Trató de responder, pero solo pudo susurrar entre dientes:

—Madre…

—Se acabó. Sabes que conozco tu secreto. No te levantaras después de esto, pequeño—la voz viperina de Vlad era como un látigo. La luna estaba frente a él  y la silueta de la espada se recortaba frente a ella. La mente de Konnor estaba en blanco. Su mano aun sostenía la espada furiosamente. Entonces, un silbido cruzó el aire y un grito desgarrador espantó la bruma de sus pensamientos. Una flecha blanca asomaba en el pecho a través de la negra armadura de su verdugo. Y como si aun estuviera sumido en sus pensamientos, una voz pareció salir de algún lugar distante:

— ¡Ahora, levántate!

Se puso de pie y su espada instantáneamente cruzo el aire. El grito desgarrador cesó, el cuerpo negro cayó al suelo con la flecha aun en el pecho cual si fuera una flor de pétalos blancos.
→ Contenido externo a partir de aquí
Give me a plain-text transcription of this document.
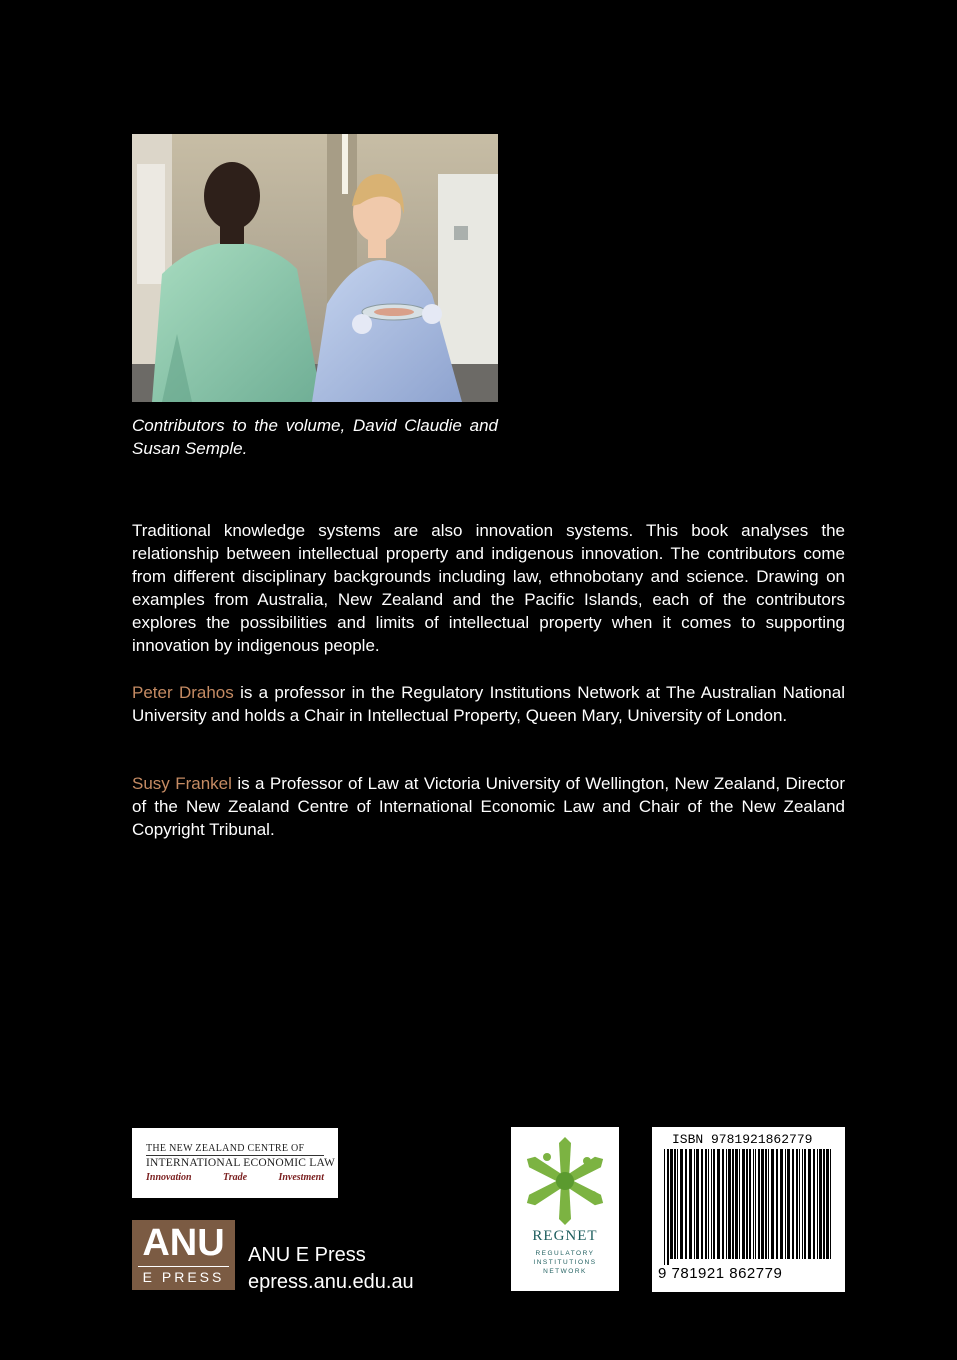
Contributors to the volume, David Claudie and Susan Semple.

Traditional knowledge systems are also innovation systems. This book analyses the relationship between intellectual property and indigenous innovation. The contributors come from different disciplinary backgrounds including law, ethnobotany and science. Drawing on examples from Australia, New Zealand and the Pacific Islands, each of the contributors explores the possibilities and limits of intellectual property when it comes to supporting innovation by indigenous people.

Peter Drahos is a professor in the Regulatory Institutions Network at The Australian National University and holds a Chair in Intellectual Property, Queen Mary, University of London.

Susy Frankel is a Professor of Law at Victoria University of Wellington, New Zealand, Director of the New Zealand Centre of International Economic Law and Chair of the New Zealand Copyright Tribunal.

THE NEW ZEALAND CENTRE OF
INTERNATIONAL ECONOMIC LAW
Innovation	Trade	Investment
ANU
E PRESS
ANU E Press
epress.anu.edu.au
REGNET
REGULATORY INSTITUTIONS NETWORK
ISBN 9781921862779
9 781921 862779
Entonces vino el dolor, como si mil agujas se le clavaran en el cuerpo, la espada que sostenía ardía como braza y rayos fluían entre ella y el cuerpo decapitado de Vlad.
  Konnor cayó de rodillas una vez más, pero esta vez abrumado por una nueva energía que lo estaba llenando. En el frenesí comenzó a ver: recuerdos, no eran suyos, sino de Vlad, su hermano. Se vio a él mismo a través de los ojos del otro, tiempos felices, las verdes colinas, los ojos de su madre y Alia, el recuerdo se quedo fijo en Alia, aquella joven de cabellos negros como el mar en la noche y piel pálida como la luna. Luego la oscuridad, el caos y su llameante mano: las sombras.

El dolor fue disminuyendo. Podía escuchar voces amigas que venían hacia él. La batalla había terminado. Habían recuperado la Primera Ciudad de los hombres mortales y él había cumplido la promesa hecha a su madre: el hijo perdido, su hermano, ahora descansaba en paz.